In Henson’s case, the court found that if he was such a careless employee, it was up to the employer to implement warnings and progressive discipline in order to rely on such misconduct. Given that Champion failed to do so, it found that the employee was entitled to reasonable notice. The court commented as follows:

“It is fatal to Champion’s case that it did not invoke a system of progressive discipline to deal with any concerns it had about Mr. Henson’s lack of fastidiousness attention to production issues. Mr. Henson was entitled to be warned not only that substandard performance was not acceptable, but that his job was on the line if he did not improve. He was entitled to have his failings clearly pointed out, to be given instruction as to expected standards of performance, and to be advised of the consequences if those standards were not met.”

The lack of a progressive discipline approach made it clear to the Court of Appeal that Champion could not rely on cause.

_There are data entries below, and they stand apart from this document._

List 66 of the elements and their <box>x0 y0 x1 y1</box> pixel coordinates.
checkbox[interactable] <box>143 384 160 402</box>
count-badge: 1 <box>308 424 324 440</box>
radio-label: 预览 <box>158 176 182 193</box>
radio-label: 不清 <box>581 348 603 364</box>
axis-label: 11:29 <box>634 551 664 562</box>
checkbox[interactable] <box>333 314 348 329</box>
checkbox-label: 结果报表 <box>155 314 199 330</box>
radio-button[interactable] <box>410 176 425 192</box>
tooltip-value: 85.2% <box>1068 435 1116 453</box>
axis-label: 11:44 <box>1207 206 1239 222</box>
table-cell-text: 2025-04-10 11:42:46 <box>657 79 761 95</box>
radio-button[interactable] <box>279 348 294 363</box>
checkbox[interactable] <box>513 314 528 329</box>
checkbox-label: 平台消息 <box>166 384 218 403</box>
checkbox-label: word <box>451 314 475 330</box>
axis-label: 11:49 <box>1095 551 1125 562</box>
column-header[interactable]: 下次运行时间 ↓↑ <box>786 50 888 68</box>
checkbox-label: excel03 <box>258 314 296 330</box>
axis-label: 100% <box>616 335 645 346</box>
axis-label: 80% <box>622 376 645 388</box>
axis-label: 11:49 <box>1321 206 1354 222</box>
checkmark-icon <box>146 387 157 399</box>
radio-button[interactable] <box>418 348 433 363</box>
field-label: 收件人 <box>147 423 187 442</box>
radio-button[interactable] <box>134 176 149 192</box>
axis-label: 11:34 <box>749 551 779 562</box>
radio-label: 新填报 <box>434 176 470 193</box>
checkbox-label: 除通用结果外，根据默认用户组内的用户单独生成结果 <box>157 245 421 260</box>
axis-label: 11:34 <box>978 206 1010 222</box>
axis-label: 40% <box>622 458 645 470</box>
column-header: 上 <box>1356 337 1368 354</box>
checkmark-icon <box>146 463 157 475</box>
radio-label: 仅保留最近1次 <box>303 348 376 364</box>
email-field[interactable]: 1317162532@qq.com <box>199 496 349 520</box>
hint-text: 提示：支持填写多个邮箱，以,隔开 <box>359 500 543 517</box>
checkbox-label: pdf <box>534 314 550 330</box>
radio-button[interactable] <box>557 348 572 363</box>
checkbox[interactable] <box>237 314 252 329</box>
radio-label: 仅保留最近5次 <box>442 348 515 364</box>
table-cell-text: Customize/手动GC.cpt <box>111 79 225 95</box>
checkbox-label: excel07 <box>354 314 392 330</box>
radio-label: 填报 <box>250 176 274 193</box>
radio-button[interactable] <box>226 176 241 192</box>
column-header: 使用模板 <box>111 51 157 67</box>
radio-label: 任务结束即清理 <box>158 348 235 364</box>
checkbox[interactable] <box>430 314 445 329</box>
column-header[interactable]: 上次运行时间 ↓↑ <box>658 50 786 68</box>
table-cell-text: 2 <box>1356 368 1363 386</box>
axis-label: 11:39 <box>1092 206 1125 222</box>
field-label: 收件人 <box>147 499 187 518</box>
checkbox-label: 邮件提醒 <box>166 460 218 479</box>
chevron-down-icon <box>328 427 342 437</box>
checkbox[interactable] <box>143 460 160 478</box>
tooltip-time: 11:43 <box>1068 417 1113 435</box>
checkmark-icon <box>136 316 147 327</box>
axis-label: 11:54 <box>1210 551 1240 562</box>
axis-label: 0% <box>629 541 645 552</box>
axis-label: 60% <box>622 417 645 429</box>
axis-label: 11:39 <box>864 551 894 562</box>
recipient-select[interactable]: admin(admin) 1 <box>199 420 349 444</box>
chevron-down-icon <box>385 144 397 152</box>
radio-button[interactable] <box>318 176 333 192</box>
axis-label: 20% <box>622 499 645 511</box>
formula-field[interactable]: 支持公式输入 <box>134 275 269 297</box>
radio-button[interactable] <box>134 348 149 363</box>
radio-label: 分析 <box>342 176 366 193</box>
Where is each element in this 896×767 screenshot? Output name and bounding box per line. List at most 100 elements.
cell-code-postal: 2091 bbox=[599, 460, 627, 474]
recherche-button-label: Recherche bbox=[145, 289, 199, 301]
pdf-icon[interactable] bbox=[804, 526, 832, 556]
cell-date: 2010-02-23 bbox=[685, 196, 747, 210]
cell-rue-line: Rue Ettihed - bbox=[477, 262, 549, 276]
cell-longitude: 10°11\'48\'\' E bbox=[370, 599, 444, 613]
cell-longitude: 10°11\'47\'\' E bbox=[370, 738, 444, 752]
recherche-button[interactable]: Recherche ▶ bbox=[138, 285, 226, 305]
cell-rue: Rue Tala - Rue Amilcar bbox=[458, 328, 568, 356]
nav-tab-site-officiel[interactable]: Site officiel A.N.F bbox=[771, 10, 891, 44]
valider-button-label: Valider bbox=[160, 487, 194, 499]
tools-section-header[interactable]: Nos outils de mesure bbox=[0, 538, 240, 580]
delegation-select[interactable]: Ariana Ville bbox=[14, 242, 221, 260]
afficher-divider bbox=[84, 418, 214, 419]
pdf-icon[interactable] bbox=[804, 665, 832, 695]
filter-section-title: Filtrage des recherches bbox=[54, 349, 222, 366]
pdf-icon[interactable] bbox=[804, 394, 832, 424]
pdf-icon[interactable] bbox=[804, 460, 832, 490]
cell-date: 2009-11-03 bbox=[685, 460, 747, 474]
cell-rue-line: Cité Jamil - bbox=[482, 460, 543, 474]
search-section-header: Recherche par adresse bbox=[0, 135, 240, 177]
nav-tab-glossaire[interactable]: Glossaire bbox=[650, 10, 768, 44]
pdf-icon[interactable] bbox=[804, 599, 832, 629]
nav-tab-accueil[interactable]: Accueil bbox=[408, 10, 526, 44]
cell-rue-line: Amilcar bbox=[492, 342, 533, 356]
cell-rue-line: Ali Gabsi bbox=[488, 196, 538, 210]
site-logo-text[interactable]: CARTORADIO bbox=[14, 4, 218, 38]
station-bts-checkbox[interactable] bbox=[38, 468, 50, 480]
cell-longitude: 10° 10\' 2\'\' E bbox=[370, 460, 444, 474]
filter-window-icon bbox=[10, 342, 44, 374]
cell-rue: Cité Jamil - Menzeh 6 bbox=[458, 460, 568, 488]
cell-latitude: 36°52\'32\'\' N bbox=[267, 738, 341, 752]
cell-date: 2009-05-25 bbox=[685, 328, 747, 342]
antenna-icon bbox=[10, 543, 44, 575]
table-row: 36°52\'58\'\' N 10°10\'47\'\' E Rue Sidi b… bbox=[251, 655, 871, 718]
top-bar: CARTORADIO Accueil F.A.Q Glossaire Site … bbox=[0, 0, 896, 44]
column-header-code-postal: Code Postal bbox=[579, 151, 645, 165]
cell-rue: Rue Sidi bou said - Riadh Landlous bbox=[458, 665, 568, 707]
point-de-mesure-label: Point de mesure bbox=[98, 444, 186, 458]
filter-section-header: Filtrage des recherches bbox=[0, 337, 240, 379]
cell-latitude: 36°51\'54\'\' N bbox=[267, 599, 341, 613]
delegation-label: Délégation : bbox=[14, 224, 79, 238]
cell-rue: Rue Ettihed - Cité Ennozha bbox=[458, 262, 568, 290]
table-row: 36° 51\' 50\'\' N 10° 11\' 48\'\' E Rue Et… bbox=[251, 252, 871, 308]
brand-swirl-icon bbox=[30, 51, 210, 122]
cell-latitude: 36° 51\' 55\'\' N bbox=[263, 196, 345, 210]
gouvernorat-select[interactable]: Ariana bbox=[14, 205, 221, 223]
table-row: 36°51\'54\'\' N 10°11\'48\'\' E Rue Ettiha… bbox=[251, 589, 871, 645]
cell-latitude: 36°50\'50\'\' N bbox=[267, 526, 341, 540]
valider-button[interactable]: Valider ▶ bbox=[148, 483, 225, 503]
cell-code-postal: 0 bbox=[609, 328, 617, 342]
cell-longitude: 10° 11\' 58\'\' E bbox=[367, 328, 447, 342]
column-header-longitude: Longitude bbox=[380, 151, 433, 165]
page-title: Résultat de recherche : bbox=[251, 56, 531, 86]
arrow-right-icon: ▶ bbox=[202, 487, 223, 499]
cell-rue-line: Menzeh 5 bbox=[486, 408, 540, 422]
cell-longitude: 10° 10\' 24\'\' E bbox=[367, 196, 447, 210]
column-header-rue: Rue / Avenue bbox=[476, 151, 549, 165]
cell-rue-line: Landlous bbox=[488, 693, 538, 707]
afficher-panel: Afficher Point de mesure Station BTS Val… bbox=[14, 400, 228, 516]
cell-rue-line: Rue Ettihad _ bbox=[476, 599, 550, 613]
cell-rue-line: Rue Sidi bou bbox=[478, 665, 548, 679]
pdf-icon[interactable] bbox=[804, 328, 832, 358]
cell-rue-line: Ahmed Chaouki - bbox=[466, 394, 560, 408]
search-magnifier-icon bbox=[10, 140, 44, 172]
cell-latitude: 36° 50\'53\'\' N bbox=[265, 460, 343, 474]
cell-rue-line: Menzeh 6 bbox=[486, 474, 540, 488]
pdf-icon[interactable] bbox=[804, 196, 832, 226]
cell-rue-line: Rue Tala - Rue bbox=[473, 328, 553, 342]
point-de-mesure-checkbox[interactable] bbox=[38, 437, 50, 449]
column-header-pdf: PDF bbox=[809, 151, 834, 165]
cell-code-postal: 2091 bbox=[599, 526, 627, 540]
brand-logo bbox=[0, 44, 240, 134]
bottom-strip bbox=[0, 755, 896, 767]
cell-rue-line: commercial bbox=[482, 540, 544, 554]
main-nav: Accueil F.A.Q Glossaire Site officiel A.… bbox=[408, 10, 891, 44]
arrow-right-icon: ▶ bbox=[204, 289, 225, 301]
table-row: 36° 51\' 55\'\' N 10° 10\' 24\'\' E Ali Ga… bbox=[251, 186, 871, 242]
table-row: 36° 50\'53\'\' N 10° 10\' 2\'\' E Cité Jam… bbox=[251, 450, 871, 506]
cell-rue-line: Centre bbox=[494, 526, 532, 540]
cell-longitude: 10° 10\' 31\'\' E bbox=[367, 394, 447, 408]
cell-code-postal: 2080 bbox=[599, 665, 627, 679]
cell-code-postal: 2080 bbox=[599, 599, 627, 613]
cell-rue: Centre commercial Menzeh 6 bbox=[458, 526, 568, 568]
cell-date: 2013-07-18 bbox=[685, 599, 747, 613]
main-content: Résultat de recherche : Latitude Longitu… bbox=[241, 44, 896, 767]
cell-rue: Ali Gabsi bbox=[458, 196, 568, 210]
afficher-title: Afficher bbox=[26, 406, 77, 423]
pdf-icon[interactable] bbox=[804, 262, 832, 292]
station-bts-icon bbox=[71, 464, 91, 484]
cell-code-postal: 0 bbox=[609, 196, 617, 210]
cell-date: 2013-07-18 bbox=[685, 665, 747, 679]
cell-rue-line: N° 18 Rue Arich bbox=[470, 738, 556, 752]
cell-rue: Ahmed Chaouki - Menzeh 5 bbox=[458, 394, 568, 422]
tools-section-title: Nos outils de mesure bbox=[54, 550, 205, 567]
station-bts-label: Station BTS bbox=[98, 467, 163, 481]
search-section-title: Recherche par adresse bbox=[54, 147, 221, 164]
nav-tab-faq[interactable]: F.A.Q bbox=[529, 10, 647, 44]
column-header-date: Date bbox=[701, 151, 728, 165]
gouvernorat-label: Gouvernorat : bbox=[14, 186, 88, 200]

Specifically, the court found Henson was never told he must “pick up his socks” nor was he advised of the steps he could and should take to rectify the shoddy performance and that he would be terminated for cause if he did not.

As demonstrated in Henson’s case, to be able to rely on documentation to prove cause, the documentation must contain certain elements. Not only must it show the problem and the symptoms surrounding it, but it must also advise of the company’s standards and what, if any, steps are to be taken to improve the performance. The employee must also be provided with a reasonable time within which to improve and given a warning that, if in fact he does not improve, he could be terminated for cause.

Reviews should indicate a problem

Annual performance reviews are helpful but they must clearly indicate if there are problems. Merely rating the employee as average will not assist in a cause allegation. The employer must take proper steps to note that the employee is completely incompetent or guilty of some offence.

The employee’s incompetence must also be brought to the employee’s attention and he must understand what to do to improve. Accordingly, it is helpful for employers to implement a progressive discipline plan to ensure the employee has sufficient time in which to improve. Not only will this provide the employee with the means to improve, but it will show the employer is fair and has taken steps to help that individual.